Le chemin qui conduit à la possibilité même de la question décisive dans laquelle naît le Rebelle, en ce seul lieu où elle peut être aperçue, ainsi posée et déjà résolue, est le plus long et le plus difficile. Essayons, modestement, d’en cerner les abords.
« Est Rebelle quiconque est mis par la loi de sa nature en rapport avec la liberté, relation qui l’entraîne dans le temps à une révolte contre l’automatisme et à un refus d’en admettre la conséquence éthique : le fatalisme. » (p. 44).
Le cas, le plus ordinaire, du Rebelle que Jünger met en scène au début de son livre est celui de l’homme qui refuse sa réponse conforme à la question « démocratique » d’un scrutin plébiscitaire. Notre homme, déjà trop extraordinaire, s’oppose au monopole étatique de la question et de la réponse ; le voici hors-jeu, en marge, paré bientôt des signes les plus évidents de la folie. Il est exclu, « isolé et privé de sa patrie, livré au néant » (p. 44). Il a contre lui, ni plus ni moins, « la marche de l’univers ».

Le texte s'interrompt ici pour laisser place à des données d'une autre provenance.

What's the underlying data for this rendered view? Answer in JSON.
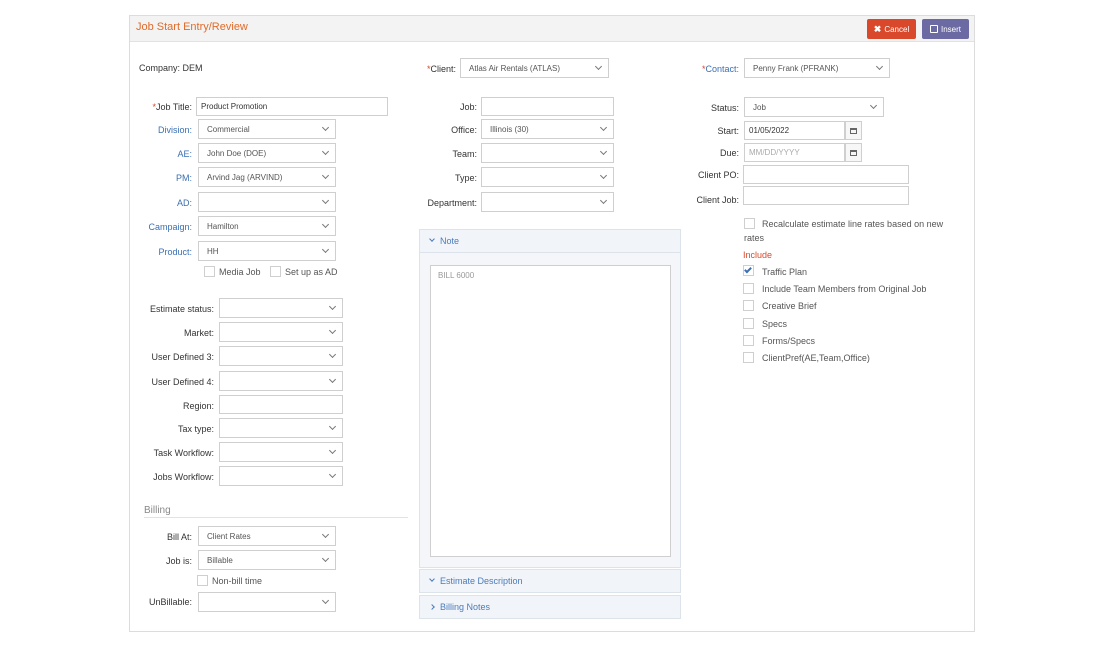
{
  "header": {
    "title": "Job Start Entry/Review",
    "cancel_label": "Cancel",
    "insert_label": "Insert"
  },
  "company": {
    "label": "Company:",
    "value": "DEM"
  },
  "left": {
    "job_title": {
      "label": "Job Title:",
      "value": "Product Promotion"
    },
    "division": {
      "label": "Division:",
      "value": "Commercial"
    },
    "ae": {
      "label": "AE:",
      "value": "John Doe (DOE)"
    },
    "pm": {
      "label": "PM:",
      "value": "Arvind Jag (ARVIND)"
    },
    "ad": {
      "label": "AD:",
      "value": ""
    },
    "campaign": {
      "label": "Campaign:",
      "value": "Hamilton"
    },
    "product": {
      "label": "Product:",
      "value": "HH"
    },
    "media_job": "Media Job",
    "set_up_as_ad": "Set up as AD",
    "estimate_status": {
      "label": "Estimate status:",
      "value": ""
    },
    "market": {
      "label": "Market:",
      "value": ""
    },
    "user_defined_3": {
      "label": "User Defined 3:",
      "value": ""
    },
    "user_defined_4": {
      "label": "User Defined 4:",
      "value": ""
    },
    "region": {
      "label": "Region:",
      "value": ""
    },
    "tax_type": {
      "label": "Tax type:",
      "value": ""
    },
    "task_workflow": {
      "label": "Task Workflow:",
      "value": ""
    },
    "jobs_workflow": {
      "label": "Jobs Workflow:",
      "value": ""
    },
    "billing_heading": "Billing",
    "bill_at": {
      "label": "Bill At:",
      "value": "Client Rates"
    },
    "job_is": {
      "label": "Job is:",
      "value": "Billable"
    },
    "non_bill_time": "Non-bill time",
    "unbillable": {
      "label": "UnBillable:",
      "value": ""
    }
  },
  "middle": {
    "client": {
      "label": "Client:",
      "value": "Atlas Air Rentals (ATLAS)"
    },
    "job": {
      "label": "Job:",
      "value": ""
    },
    "office": {
      "label": "Office:",
      "value": "Illinois (30)"
    },
    "team": {
      "label": "Team:",
      "value": ""
    },
    "type": {
      "label": "Type:",
      "value": ""
    },
    "department": {
      "label": "Department:",
      "value": ""
    },
    "note_header": "Note",
    "note_text": "BILL 6000",
    "estimate_description": "Estimate Description",
    "billing_notes": "Billing Notes"
  },
  "right": {
    "contact": {
      "label": "Contact:",
      "value": "Penny Frank (PFRANK)"
    },
    "status": {
      "label": "Status:",
      "value": "Job"
    },
    "start": {
      "label": "Start:",
      "value": "01/05/2022"
    },
    "due": {
      "label": "Due:",
      "placeholder": "MM/DD/YYYY"
    },
    "client_po": {
      "label": "Client PO:",
      "value": ""
    },
    "client_job": {
      "label": "Client Job:",
      "value": ""
    },
    "recalculate_line1": "Recalculate estimate line rates based on new",
    "recalculate_line2": "rates",
    "include_heading": "Include",
    "include_items": [
      {
        "label": "Traffic Plan",
        "checked": true
      },
      {
        "label": "Include Team Members from Original Job",
        "checked": false
      },
      {
        "label": "Creative Brief",
        "checked": false
      },
      {
        "label": "Specs",
        "checked": false
      },
      {
        "label": "Forms/Specs",
        "checked": false
      },
      {
        "label": "ClientPref(AE,Team,Office)",
        "checked": false
      }
    ]
  },
  "colors": {
    "accent": "#e06b2a",
    "cancel": "#d9482b",
    "insert": "#6b6aa2",
    "link_blue": "#3a6fb3"
  }
}
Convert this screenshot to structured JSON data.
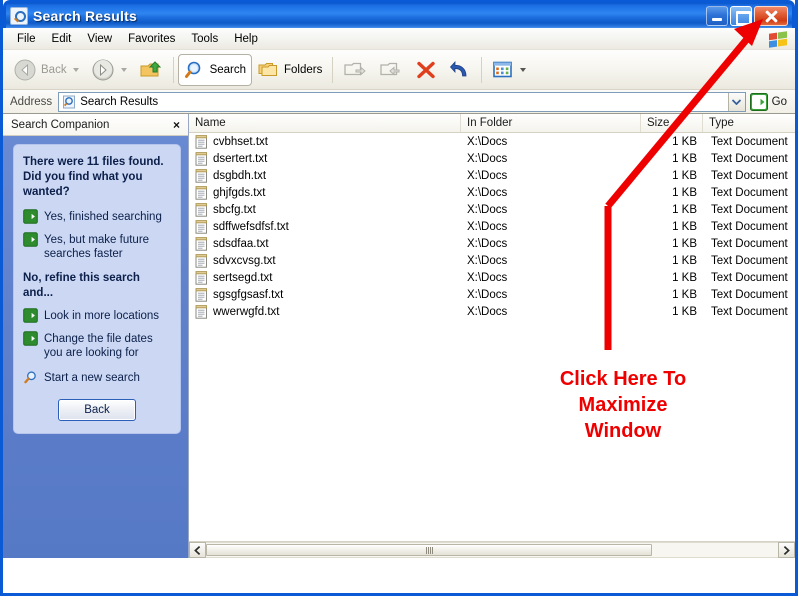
{
  "window": {
    "title": "Search Results",
    "icon": "search-document-icon",
    "minimize_label": "Minimize",
    "maximize_label": "Maximize",
    "close_label": "Close"
  },
  "menubar": {
    "items": [
      {
        "label": "File"
      },
      {
        "label": "Edit"
      },
      {
        "label": "View"
      },
      {
        "label": "Favorites"
      },
      {
        "label": "Tools"
      },
      {
        "label": "Help"
      }
    ],
    "logo": "windows-flag-logo"
  },
  "toolbar": {
    "back_label": "Back",
    "forward_label": "Forward",
    "up_label": "Up",
    "search_label": "Search",
    "folders_label": "Folders",
    "move_to_label": "Move To",
    "copy_to_label": "Copy To",
    "delete_label": "Delete",
    "undo_label": "Undo",
    "views_label": "Views"
  },
  "address": {
    "label": "Address",
    "value": "Search Results",
    "icon": "search-document-icon",
    "go_label": "Go"
  },
  "search_companion": {
    "title": "Search Companion",
    "close_label": "×",
    "headline": "There were 11 files found. Did you find what you wanted?",
    "links_yes": [
      {
        "label": "Yes, finished searching",
        "icon": "green-arrow-icon"
      },
      {
        "label": "Yes, but make future searches faster",
        "icon": "green-arrow-icon"
      }
    ],
    "subhead": "No, refine this search and...",
    "links_refine": [
      {
        "label": "Look in more locations",
        "icon": "green-arrow-icon"
      },
      {
        "label": "Change the file dates you are looking for",
        "icon": "green-arrow-icon"
      },
      {
        "label": "Start a new search",
        "icon": "magnifier-icon"
      }
    ],
    "back_button": "Back"
  },
  "results": {
    "columns": [
      "Name",
      "In Folder",
      "Size",
      "Type"
    ],
    "rows": [
      {
        "name": "cvbhset.txt",
        "folder": "X:\\Docs",
        "size": "1 KB",
        "type": "Text Document"
      },
      {
        "name": "dsertert.txt",
        "folder": "X:\\Docs",
        "size": "1 KB",
        "type": "Text Document"
      },
      {
        "name": "dsgbdh.txt",
        "folder": "X:\\Docs",
        "size": "1 KB",
        "type": "Text Document"
      },
      {
        "name": "ghjfgds.txt",
        "folder": "X:\\Docs",
        "size": "1 KB",
        "type": "Text Document"
      },
      {
        "name": "sbcfg.txt",
        "folder": "X:\\Docs",
        "size": "1 KB",
        "type": "Text Document"
      },
      {
        "name": "sdffwefsdfsf.txt",
        "folder": "X:\\Docs",
        "size": "1 KB",
        "type": "Text Document"
      },
      {
        "name": "sdsdfaa.txt",
        "folder": "X:\\Docs",
        "size": "1 KB",
        "type": "Text Document"
      },
      {
        "name": "sdvxcvsg.txt",
        "folder": "X:\\Docs",
        "size": "1 KB",
        "type": "Text Document"
      },
      {
        "name": "sertsegd.txt",
        "folder": "X:\\Docs",
        "size": "1 KB",
        "type": "Text Document"
      },
      {
        "name": "sgsgfgsasf.txt",
        "folder": "X:\\Docs",
        "size": "1 KB",
        "type": "Text Document"
      },
      {
        "name": "wwerwgfd.txt",
        "folder": "X:\\Docs",
        "size": "1 KB",
        "type": "Text Document"
      }
    ]
  },
  "scrollbar": {
    "left_label": "Scroll left",
    "right_label": "Scroll right"
  },
  "annotation": {
    "text_line1": "Click Here To",
    "text_line2": "Maximize",
    "text_line3": "Window",
    "color": "#EE0000",
    "arrow": "red-arrow-to-maximize-button"
  },
  "colors": {
    "title_bar_blue": "#1f74e8",
    "window_border": "#0A5AD6",
    "companion_panel": "#5F80CB",
    "companion_card": "#CCD8F3",
    "annotation_red": "#EE0000",
    "go_green": "#2E9E2E"
  }
}
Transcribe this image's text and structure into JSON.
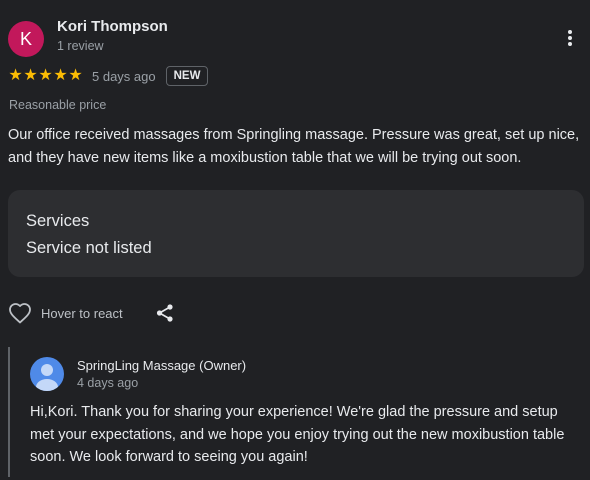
{
  "reviewer": {
    "initial": "K",
    "avatar_color": "#c2185b",
    "name": "Kori Thompson",
    "meta": "1 review"
  },
  "rating": {
    "stars": 5,
    "stars_text": "★★★★★",
    "date": "5 days ago",
    "badge": "NEW"
  },
  "tag": "Reasonable price",
  "review_text": "Our office received massages from Springling massage. Pressure was great, set up nice, and they have new items like a moxibustion table that we will be trying out soon.",
  "services": {
    "title": "Services",
    "value": "Service not listed"
  },
  "actions": {
    "react_label": "Hover to react"
  },
  "owner_reply": {
    "name": "SpringLing Massage (Owner)",
    "date": "4 days ago",
    "text": "Hi,Kori. Thank you for sharing your experience! We're glad the pressure and setup met your expectations, and we hope you enjoy trying out the new moxibustion table soon. We look forward to seeing you again!"
  },
  "colors": {
    "background": "#202124",
    "star": "#fbbc04",
    "services_bg": "#2d2e31",
    "owner_avatar": "#4f8ae8"
  },
  "icons": [
    "more-vert-icon",
    "star-icon",
    "heart-icon",
    "share-icon",
    "person-icon"
  ]
}
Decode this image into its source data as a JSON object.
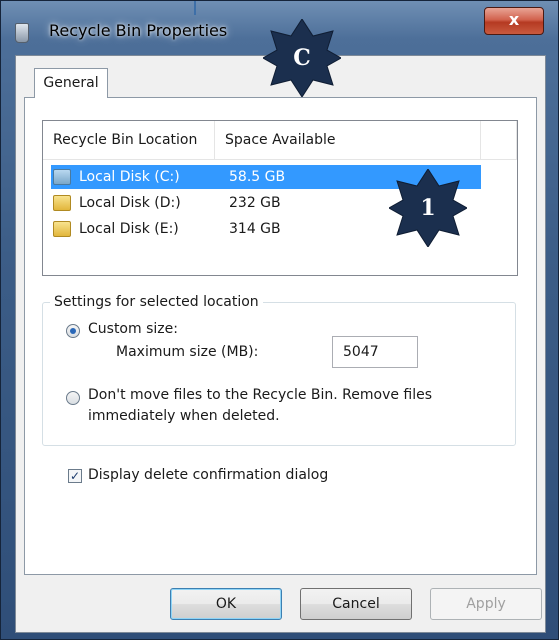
{
  "window": {
    "title": "Recycle Bin Properties",
    "close_label": "x"
  },
  "tabs": [
    {
      "label": "General"
    }
  ],
  "listview": {
    "columns": [
      "Recycle Bin Location",
      "Space Available"
    ],
    "rows": [
      {
        "location": "Local Disk (C:)",
        "space": "58.5 GB",
        "selected": true
      },
      {
        "location": "Local Disk (D:)",
        "space": "232 GB",
        "selected": false
      },
      {
        "location": "Local Disk (E:)",
        "space": "314 GB",
        "selected": false
      }
    ]
  },
  "settings": {
    "group_title": "Settings for selected location",
    "custom_size_label": "Custom size:",
    "max_size_label": "Maximum size (MB):",
    "max_size_value": "5047",
    "dont_move_line1": "Don't move files to the Recycle Bin. Remove files",
    "dont_move_line2": "immediately when deleted."
  },
  "confirm": {
    "label": "Display delete confirmation dialog",
    "checked": true
  },
  "buttons": {
    "ok": "OK",
    "cancel": "Cancel",
    "apply": "Apply"
  },
  "annotations": {
    "badge_c": "C",
    "badge_1": "1"
  },
  "colors": {
    "selection": "#3399ff",
    "badge": "#1b2f4e",
    "titlebar": "#4d6f99"
  },
  "icons": {
    "title": "recycle-bin-icon",
    "drive": "folder-icon"
  }
}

Le Rebelle ainsi est d’abord l’exclu. Pourtant, tout exclu n’est pas proprement Rebelle. Le conservateur et le « marginal » sont, par exemple, des exclus. Mais ce qui les rassemble, en quoi aussi ils se ressemblent, est un commun refus du combat, un abandon, une égale incapacité à résister. Ils ne sont que des « retardataires ».
Opposée à ces figures passives du nihilisme moderne, le Rebelle correspond au nihilisme actif. Son activité ouvre à une vision intérieure du monde, originelle et prophétique, traditionnelle par conséquent. À plusieurs reprises dans l’ouvrage, Jünger s’interroge aussi sur la capacité traditionnelle de certaines organisations ou églises qui fourniraient au Rebelle le soutien exotérique que demande, malgré tout, sa rupture.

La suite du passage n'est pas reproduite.